How Debt Financing Works
July 19, 2021
Debt financing is one of the two primary ways most businesses raise the money they need for daily operations such as inventory and wages, or for major expenditures such as the acquisition of new equipment or construction and renovation costs.
Debt financing vs. equity financing
The other common way businesses raise money is through equity financing. This involves selling an equity stake in the business, better known as stocks or shares, in exchange for cash. Although businesses give up equity, shareholders don’t get paid back for their initial investment unless they sell the stock back to the business, or to another buyer. However, businesses often pay their shareholders regular sums called dividends. For the business, this is known as the cost of equity.
In debt financing, businesses take on debt instead of giving up equity, which allows ownership to maintain greater control of the company. Debt financing may be easier to obtain than equity financing for smaller and newer businesses that don’t yet have the public profile to sell shares. However, there are instances of small, high-potential companies that are able to attract significant equity investment.
What is debt financing?
Debt financing can be as simple as taking out a loan from a financial institution, or it could be a more complicated process involving the sale of debt products, such as bonds or bills. In either scenario, the business agrees to pay back the original loan, plus a predetermined amount of interest, to the creditor who issues the loan or the investor who buys the bonds or bills. Creditors and investors can be either individuals or institutions.
Financing is typically set up with either a long-term repayment plan (from three to 10 years), or a short-term plan (usually one year).
Revolving debt, such as a business credit card, lines of credit, and other debts such as government loans and mortgages are all other examples of debt financing commonly used by business owners to finance their daily operations or other costs.
Shareholders vs. lenders
An important distinction exists between shareholders and creditors, or lenders, when it comes to businesses that go bankrupt. In such situations, creditors are ahead of shareholders in the line to get paid.
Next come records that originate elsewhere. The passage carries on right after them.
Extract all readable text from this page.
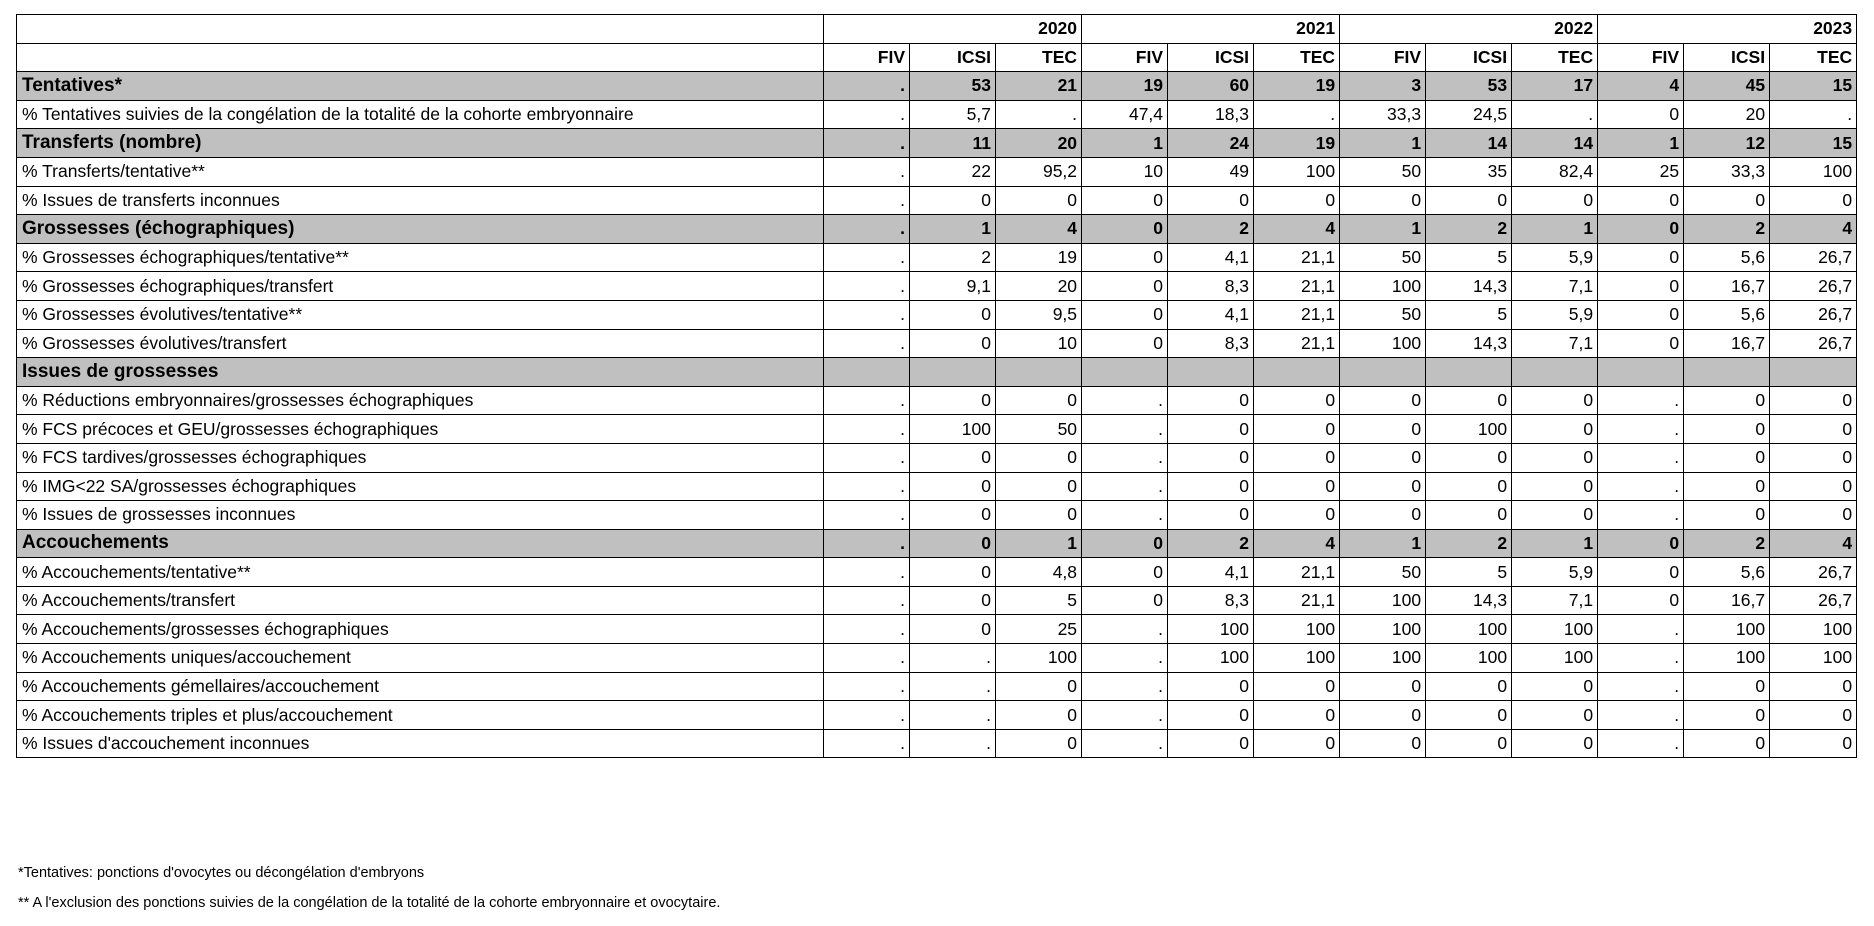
	2020			2021			2022			2023		
	FIV	ICSI	TEC	FIV	ICSI	TEC	FIV	ICSI	TEC	FIV	ICSI	TEC
Tentatives*	.	53	21	19	60	19	3	53	17	4	45	15
% Tentatives suivies de la congélation de la totalité de la cohorte embryonnaire	.	5,7	.	47,4	18,3	.	33,3	24,5	.	0	20	.
Transferts (nombre)	.	11	20	1	24	19	1	14	14	1	12	15
% Transferts/tentative**	.	22	95,2	10	49	100	50	35	82,4	25	33,3	100
% Issues de transferts inconnues	.	0	0	0	0	0	0	0	0	0	0	0
Grossesses (échographiques)	.	1	4	0	2	4	1	2	1	0	2	4
% Grossesses échographiques/tentative**	.	2	19	0	4,1	21,1	50	5	5,9	0	5,6	26,7
% Grossesses échographiques/transfert	.	9,1	20	0	8,3	21,1	100	14,3	7,1	0	16,7	26,7
% Grossesses évolutives/tentative**	.	0	9,5	0	4,1	21,1	50	5	5,9	0	5,6	26,7
% Grossesses évolutives/transfert	.	0	10	0	8,3	21,1	100	14,3	7,1	0	16,7	26,7
Issues de grossesses												
% Réductions embryonnaires/grossesses échographiques	.	0	0	.	0	0	0	0	0	.	0	0
% FCS précoces et GEU/grossesses échographiques	.	100	50	.	0	0	0	100	0	.	0	0
% FCS tardives/grossesses échographiques	.	0	0	.	0	0	0	0	0	.	0	0
% IMG<22 SA/grossesses échographiques	.	0	0	.	0	0	0	0	0	.	0	0
% Issues de grossesses inconnues	.	0	0	.	0	0	0	0	0	.	0	0
Accouchements	.	0	1	0	2	4	1	2	1	0	2	4
% Accouchements/tentative**	.	0	4,8	0	4,1	21,1	50	5	5,9	0	5,6	26,7
% Accouchements/transfert	.	0	5	0	8,3	21,1	100	14,3	7,1	0	16,7	26,7
% Accouchements/grossesses échographiques	.	0	25	.	100	100	100	100	100	.	100	100
% Accouchements uniques/accouchement	.	.	100	.	100	100	100	100	100	.	100	100
% Accouchements gémellaires/accouchement	.	.	0	.	0	0	0	0	0	.	0	0
% Accouchements triples et plus/accouchement	.	.	0	.	0	0	0	0	0	.	0	0
% Issues d'accouchement inconnues	.	.	0	.	0	0	0	0	0	.	0	0
*Tentatives: ponctions d'ovocytes ou décongélation d'embryons
** A l'exclusion des ponctions suivies de la congélation de la totalité de la cohorte embryonnaire et ovocytaire.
In fact, equity claims are considered subordinate to all other claims, and aren’t even paid until all other creditors have been reimbursed in full.
The cost of debt
Just as dividend payments are the cost of equity, interest payments represent the cost of debt. Generally, businesses make regular interest payments to their creditors known as coupon payments.
Changing interest rates will have an impact on the cost of debt. When rates are low, the cost of borrowing decreases. However, some debt financing products have variable interest rates that move in lockstep with central bank rates, meaning the cost of borrowing might rise before the debt is paid off. Fixed interest rates provide certainty for businesses, but sometimes at a higher cost.
In general, businesses will be able to get lower rates when borrowing by demonstrating stable, consistent revenue and financial reliability, or by securing the loan with some kind of collateral (including business assets such as inventory or real estate).
While nobody likes paying interest, there is one good bit of news for businesses when it comes to the cost of debt: interest payments on business debt are tax deductible, meaning businesses can often lower their bill at tax time by writing off the cost of borrowing money.
Is debt financing a good idea?
In general, debt financing is less costly to businesses than equity financing, because equity financing tends to be a bigger risk to investors than debt financing is to creditors. Needless to say, debt financing becomes even more affordable when interest rates are low. In such environments, businesses don’t need to generate such big returns in order to cover the cost of their borrowing.
Debt financing is also particularly attractive to companies who are reluctant to give up control by selling equity shares in the business. However, debt financing can be risky for businesses with inconsistent revenues and shaky cash flow, as these companies may struggle to meet their payment obligations, leading to financial penalties and higher borrowing costs.